Present findings suggest that the presence of glomeruli with SS more than 20% and GS more than 12% is associated with lower rate of remission. In addition, presence of SS and GS has led to RI in this series. In contrast with this result, Korbet et al state neither SS nor GS as predictors of outcome in FSGS group.19 This statement has also been confirmed in other studies.21

In the present study, complete remission rate has been lower in the subgroup of cases with hyalinosis. Dumoulin et al concurred that hyalinosis should be considered a feature of FSGS with distinctly poor prognosis,21 while other studies don’t agree with this finding.19

None of the other histological features evaluated in this study were independently significant as predictors of RI and remission rates, which is along the lines of findings of previous researches.22

While age at disease onset and sex were associated with FSGS prognosis in several studies,221 present results showed no significant difference in RI and remission rates with respect to age and gender.

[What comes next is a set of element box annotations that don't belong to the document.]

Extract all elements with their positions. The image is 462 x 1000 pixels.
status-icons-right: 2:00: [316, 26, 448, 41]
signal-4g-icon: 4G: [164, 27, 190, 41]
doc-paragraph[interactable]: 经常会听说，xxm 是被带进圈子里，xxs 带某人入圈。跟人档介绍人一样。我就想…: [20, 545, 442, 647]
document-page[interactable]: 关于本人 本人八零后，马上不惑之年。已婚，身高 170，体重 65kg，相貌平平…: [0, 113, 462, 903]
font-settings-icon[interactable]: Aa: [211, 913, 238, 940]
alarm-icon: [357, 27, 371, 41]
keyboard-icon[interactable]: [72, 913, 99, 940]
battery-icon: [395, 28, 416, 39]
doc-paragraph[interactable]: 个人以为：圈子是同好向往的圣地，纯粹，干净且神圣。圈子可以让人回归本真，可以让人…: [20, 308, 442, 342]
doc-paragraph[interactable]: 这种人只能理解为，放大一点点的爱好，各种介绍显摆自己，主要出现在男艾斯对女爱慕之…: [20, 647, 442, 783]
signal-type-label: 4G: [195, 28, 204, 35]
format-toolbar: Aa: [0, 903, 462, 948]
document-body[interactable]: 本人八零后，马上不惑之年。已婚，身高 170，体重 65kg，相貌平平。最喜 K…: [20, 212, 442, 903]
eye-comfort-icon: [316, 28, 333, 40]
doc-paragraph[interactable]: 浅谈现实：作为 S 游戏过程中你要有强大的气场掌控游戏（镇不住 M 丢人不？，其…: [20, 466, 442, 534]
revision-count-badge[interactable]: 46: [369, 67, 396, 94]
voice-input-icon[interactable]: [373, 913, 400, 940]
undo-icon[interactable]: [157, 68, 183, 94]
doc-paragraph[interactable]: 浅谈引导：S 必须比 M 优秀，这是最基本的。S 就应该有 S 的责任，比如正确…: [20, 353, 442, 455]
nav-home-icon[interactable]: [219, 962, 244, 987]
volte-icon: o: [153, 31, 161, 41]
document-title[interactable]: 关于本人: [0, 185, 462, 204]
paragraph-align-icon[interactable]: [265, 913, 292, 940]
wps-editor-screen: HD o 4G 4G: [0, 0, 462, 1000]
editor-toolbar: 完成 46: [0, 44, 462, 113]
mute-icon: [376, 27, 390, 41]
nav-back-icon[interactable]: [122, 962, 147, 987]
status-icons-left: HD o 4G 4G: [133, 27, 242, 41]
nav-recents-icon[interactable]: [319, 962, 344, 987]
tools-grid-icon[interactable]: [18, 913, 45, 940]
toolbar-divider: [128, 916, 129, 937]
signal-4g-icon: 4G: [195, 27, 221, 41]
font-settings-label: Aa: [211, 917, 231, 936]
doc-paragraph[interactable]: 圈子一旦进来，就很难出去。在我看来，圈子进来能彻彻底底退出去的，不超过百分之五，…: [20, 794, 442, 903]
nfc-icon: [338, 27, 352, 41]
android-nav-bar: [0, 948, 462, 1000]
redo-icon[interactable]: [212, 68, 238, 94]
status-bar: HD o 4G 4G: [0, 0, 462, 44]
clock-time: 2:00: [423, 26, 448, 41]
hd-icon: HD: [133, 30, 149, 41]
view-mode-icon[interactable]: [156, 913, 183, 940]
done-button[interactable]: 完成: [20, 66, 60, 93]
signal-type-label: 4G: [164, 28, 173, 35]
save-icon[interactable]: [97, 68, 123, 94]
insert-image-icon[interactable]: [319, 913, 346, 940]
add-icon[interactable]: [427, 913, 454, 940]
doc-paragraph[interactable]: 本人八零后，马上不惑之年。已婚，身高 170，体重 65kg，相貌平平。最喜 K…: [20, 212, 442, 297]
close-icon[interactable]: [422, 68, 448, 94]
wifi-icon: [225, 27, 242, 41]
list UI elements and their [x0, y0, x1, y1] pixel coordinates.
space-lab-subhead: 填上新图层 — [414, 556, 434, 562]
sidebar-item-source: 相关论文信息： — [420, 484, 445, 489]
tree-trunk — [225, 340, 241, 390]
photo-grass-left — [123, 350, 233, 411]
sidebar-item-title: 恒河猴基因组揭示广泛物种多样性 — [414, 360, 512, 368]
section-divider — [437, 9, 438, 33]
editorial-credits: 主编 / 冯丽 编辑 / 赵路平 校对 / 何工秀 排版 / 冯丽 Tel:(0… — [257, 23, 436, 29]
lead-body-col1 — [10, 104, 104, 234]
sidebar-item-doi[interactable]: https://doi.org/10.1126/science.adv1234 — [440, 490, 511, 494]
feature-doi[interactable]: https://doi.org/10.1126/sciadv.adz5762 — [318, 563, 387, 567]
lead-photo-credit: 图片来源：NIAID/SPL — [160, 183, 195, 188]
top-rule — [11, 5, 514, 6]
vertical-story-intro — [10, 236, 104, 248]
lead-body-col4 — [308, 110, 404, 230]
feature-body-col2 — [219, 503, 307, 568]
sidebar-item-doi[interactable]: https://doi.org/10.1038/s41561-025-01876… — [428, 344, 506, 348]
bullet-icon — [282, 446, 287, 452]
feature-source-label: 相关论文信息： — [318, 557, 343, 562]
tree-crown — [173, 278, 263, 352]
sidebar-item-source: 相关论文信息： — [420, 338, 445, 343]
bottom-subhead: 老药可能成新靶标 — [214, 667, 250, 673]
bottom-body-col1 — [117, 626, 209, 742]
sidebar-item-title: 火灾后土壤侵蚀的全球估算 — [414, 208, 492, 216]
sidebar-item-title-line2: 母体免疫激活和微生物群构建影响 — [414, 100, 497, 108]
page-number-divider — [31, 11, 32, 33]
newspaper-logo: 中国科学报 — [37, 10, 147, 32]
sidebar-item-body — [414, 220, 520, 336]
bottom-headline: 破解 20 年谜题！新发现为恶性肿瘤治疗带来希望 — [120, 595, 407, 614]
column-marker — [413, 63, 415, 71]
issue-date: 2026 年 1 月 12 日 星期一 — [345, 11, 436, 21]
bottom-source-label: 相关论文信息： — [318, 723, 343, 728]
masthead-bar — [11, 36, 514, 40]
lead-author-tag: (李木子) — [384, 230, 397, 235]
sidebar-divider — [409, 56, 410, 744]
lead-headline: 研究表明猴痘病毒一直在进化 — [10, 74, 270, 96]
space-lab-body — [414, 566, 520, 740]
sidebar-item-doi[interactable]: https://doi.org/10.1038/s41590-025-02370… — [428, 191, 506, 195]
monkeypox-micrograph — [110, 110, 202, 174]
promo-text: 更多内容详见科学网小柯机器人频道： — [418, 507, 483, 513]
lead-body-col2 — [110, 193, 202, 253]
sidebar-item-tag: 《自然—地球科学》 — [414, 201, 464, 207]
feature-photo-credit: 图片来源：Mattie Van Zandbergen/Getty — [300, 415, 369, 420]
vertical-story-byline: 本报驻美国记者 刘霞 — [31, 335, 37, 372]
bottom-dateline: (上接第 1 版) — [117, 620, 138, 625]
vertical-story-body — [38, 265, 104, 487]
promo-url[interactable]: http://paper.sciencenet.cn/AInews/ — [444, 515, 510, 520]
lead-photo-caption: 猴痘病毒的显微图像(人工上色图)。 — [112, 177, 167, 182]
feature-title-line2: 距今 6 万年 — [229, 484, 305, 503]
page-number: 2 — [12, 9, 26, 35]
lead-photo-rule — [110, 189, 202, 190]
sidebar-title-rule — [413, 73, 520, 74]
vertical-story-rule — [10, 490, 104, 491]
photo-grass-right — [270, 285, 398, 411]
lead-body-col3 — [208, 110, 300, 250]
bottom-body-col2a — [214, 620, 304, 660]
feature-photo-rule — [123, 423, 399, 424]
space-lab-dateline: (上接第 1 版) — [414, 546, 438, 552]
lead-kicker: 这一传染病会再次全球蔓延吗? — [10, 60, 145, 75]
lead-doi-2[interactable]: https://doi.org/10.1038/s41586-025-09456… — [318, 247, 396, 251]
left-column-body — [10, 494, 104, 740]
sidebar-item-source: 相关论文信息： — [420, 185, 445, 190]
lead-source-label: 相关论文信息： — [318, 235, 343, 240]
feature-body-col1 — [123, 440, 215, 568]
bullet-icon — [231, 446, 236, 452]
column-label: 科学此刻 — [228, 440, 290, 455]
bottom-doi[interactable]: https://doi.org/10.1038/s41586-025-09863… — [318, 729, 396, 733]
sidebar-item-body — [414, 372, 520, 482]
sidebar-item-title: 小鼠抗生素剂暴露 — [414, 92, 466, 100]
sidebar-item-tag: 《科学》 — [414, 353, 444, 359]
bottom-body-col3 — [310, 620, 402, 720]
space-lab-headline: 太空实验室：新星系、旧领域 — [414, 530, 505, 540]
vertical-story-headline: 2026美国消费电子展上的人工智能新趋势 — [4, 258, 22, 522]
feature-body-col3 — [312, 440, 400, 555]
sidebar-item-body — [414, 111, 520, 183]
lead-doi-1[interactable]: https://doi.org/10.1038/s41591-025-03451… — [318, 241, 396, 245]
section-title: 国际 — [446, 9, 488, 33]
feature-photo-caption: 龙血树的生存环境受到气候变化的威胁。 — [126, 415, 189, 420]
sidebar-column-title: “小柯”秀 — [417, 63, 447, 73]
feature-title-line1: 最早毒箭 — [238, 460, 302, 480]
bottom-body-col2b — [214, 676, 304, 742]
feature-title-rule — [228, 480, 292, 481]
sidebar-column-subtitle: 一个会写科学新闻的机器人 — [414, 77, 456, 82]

Multivariate analysis strongly suggested that presence of mesangial hypercellularity and GS were independent prognostic factors for RI and no complete remission in primary FSGS. However, a full assessment of the relative risk will require larger cohorts of patients and longer follow-up duration which were limitations for this study.

Conclusions

In this study, the presence of mesangial hypercellularity and hyalinosis were prognostic factors for lower remission rate. According to multivariate analysis, only the presence of mesangial hypercellularity and GS are suggested as independent prognostic predictors to lower complete remission rate and progression to RI in patients with FSGS, respectively.